Summary: Turning it off can help in some cases. However, the average user might not notice a significant speed increase.

Using Alternative File Managers

Third-party file managers can be more efficient than the built-in File Explorer.

  1. Download and install a reputable third-party file manager.
  2. Open the program and use its interface to copy files, which often mirrors the steps used in File Explorer.

Summary: These can be faster, provide additional features, but might overwhelm a novice user with options.

Updating Drivers

Outdated storage drivers can throttle speeds. Ensure they’re updated for optimal performance.

  1. Open Device Manager with Win + X.
  2. Expand “Disk drives”.
  3. Right-click on your drive and select “Update driver”.
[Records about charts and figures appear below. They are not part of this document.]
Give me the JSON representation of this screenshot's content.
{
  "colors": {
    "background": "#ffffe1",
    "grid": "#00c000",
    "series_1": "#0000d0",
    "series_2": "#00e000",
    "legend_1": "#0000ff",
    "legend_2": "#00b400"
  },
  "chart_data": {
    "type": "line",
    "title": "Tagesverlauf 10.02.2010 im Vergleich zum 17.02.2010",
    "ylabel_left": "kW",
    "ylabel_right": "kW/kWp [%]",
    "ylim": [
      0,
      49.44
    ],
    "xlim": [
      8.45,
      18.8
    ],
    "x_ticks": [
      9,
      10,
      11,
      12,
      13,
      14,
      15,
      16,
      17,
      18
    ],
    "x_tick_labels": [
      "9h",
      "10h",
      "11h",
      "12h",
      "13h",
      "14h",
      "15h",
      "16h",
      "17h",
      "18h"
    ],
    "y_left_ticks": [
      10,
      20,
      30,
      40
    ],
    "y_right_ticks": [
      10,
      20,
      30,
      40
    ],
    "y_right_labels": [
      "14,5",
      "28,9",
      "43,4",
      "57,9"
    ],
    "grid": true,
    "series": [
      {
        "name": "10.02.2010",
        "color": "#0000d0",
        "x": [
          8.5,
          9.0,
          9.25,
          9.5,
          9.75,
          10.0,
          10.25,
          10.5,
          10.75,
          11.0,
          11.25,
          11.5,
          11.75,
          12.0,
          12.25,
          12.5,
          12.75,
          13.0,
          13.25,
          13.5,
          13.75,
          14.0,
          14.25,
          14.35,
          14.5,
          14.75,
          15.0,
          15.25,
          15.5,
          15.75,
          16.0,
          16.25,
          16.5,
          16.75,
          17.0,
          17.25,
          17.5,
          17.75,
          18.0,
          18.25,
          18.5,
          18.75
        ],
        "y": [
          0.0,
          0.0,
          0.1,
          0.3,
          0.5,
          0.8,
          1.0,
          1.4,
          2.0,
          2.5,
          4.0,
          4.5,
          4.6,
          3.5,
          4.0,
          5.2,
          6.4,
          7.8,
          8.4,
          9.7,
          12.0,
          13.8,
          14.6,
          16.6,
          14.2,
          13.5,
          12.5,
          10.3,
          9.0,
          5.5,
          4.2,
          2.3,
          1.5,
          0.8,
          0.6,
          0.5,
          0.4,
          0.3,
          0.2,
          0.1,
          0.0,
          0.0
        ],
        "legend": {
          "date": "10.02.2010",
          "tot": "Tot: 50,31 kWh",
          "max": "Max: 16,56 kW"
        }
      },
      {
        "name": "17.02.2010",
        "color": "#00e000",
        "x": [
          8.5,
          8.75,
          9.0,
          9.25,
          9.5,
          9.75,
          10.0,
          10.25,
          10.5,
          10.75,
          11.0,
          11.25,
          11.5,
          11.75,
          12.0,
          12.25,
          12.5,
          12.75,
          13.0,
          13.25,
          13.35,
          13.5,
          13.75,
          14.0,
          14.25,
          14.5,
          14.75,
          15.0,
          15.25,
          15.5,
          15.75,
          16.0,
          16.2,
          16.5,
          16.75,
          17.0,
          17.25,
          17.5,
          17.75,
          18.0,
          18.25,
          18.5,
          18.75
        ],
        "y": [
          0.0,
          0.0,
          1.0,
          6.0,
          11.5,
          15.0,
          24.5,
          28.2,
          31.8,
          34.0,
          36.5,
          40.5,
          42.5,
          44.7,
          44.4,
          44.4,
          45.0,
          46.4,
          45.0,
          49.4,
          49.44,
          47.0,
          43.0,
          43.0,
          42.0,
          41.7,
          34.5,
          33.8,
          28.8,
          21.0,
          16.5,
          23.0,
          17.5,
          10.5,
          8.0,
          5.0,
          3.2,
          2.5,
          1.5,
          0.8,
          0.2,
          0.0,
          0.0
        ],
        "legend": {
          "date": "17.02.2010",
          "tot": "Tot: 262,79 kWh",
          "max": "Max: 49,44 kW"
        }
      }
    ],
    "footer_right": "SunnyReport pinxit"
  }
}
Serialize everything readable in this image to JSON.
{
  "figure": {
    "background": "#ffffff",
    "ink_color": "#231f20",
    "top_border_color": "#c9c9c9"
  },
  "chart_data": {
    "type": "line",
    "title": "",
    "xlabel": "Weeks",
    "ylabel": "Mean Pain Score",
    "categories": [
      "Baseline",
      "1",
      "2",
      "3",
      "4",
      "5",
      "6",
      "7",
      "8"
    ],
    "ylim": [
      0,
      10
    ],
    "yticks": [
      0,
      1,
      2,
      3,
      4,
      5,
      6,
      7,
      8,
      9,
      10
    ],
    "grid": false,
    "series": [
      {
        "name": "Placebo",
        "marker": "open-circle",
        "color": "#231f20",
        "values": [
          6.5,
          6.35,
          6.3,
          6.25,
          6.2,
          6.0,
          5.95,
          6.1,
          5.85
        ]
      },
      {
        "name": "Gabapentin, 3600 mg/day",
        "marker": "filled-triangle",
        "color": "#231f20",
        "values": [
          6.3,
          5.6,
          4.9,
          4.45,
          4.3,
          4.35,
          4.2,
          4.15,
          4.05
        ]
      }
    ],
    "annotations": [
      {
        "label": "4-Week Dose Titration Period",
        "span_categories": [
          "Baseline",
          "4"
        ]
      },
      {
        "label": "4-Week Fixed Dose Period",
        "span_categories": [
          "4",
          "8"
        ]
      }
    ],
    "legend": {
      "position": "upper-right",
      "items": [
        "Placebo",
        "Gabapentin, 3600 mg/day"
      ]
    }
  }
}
Summary: This can help if drivers are outdated, though it may not have a noticeable impact if drivers are already up to date.

Optimizing Drives

Over time, drives can become fragmented, especially HDDs, slowing down file transfers.

  1. Search “Defragment and Optimize Drives” in the start menu.
  2. Select your drive and click “Optimize”.

Summary: This can improve overall system performance, including file transfer speeds.

Configuring Performance Options

Adjusting system settings for best performance may help speed up transfers.

  1. Press Win + S and search for “Adjust the appearance and performance of Windows”.
  2. Under the “Visual Effects” tab, choose “Adjust for best performance”.
  3. Click “Apply” and “OK”.

Summary: This could make the system faster but will reduce the visual aesthetics of Windows.

In conclusion, slow file transfers can be a nuisance but, with these methods and tips, you should see a noticeable improvement in transfer speeds on Windows 10 and 11. Whether by leveraging built-in utilities like Robocopy, optimizing system settings, or using third-party file managers, there are several ways to streamline the process. The key is to find the balance between improving speeds and maintaining system stability and usability.


Can these methods damage my computer or files?

No, these methods are safe to use and should not damage your computer or files when followed correctly.

Will these methods work with all types of files?

Yes, these methods can be used to copy all types of files, but performance may vary depending on file size and type.

Do I need any special software to copy files faster?

While you can use third-party software to potentially increase speed, many of the methods listed use built-in Windows features.